Hacker News new | ask | show | jobs
by wdpk 570 days ago
significantly less of a problem on bluesky than on twitter. First there is a mass ban which scales well (one can ban entire lists of bots). Two there is no gamed algorithm that bias engagement towards the ideology of the owner of the platform... In other words, you have significantly more control over the content
1 comments

How does a regular, casual user of Bluesky know what ban lists to use?

How does one know to trust that a ban list is "clean", i.e. hasn't had a bunch of people added just because someone disagreed with them?

Will such ban lists be able to keep up with the rate of bots being created?

(I'm not on any of these social media platforms, but I'm considering Bluesky, at least for reading purposes.)

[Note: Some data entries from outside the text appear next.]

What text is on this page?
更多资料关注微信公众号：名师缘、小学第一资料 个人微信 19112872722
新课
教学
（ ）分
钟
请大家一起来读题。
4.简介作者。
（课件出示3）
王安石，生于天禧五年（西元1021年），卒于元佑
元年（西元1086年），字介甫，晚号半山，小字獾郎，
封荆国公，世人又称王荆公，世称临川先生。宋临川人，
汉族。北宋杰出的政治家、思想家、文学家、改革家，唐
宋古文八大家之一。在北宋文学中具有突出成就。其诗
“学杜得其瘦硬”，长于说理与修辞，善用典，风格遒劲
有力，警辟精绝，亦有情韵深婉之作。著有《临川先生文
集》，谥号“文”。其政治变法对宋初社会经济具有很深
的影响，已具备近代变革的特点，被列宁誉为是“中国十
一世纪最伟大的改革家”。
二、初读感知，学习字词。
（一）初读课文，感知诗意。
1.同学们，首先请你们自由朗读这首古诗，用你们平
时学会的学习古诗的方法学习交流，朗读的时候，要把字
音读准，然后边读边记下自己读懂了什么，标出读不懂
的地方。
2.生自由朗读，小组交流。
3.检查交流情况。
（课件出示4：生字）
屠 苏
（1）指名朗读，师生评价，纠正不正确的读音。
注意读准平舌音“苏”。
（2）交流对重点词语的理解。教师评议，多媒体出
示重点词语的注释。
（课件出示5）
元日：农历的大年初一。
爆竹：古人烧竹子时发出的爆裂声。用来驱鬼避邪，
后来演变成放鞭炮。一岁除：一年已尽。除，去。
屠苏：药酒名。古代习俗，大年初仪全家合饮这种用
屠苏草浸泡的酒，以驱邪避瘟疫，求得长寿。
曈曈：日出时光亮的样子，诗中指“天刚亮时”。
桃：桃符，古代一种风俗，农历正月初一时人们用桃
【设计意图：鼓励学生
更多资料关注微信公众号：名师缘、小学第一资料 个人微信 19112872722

valid points, time will tell how well this will work. For the ban lists there are directories they are typically updated by people you trust or are in the circles you care about. One can indeed imagine manipulating ban lists, I'm personally not too worried about that because typically accounts that post "reasonable" useful or interesting content are very few, most of the other "organic" accounts are just readers. The readers tend to prefer a good ratio of "signal/noise" and in my experience the noise part of the equation is the problem. Trimming down all the accounts whose purpose it just to insult, flame war, yell or post garbage is the goal.
We looked into that just before the big migration wave, when bsky was ~5M (https://dl.acm.org/doi/10.1145/3646547.3688407) and there is plenty of growth in terms of the number of labels/feeds, the posts that are labelled, and the popularity of the feeds. So while the default option is likely to matter lots, opening up content recommendation/moderation is having an effect.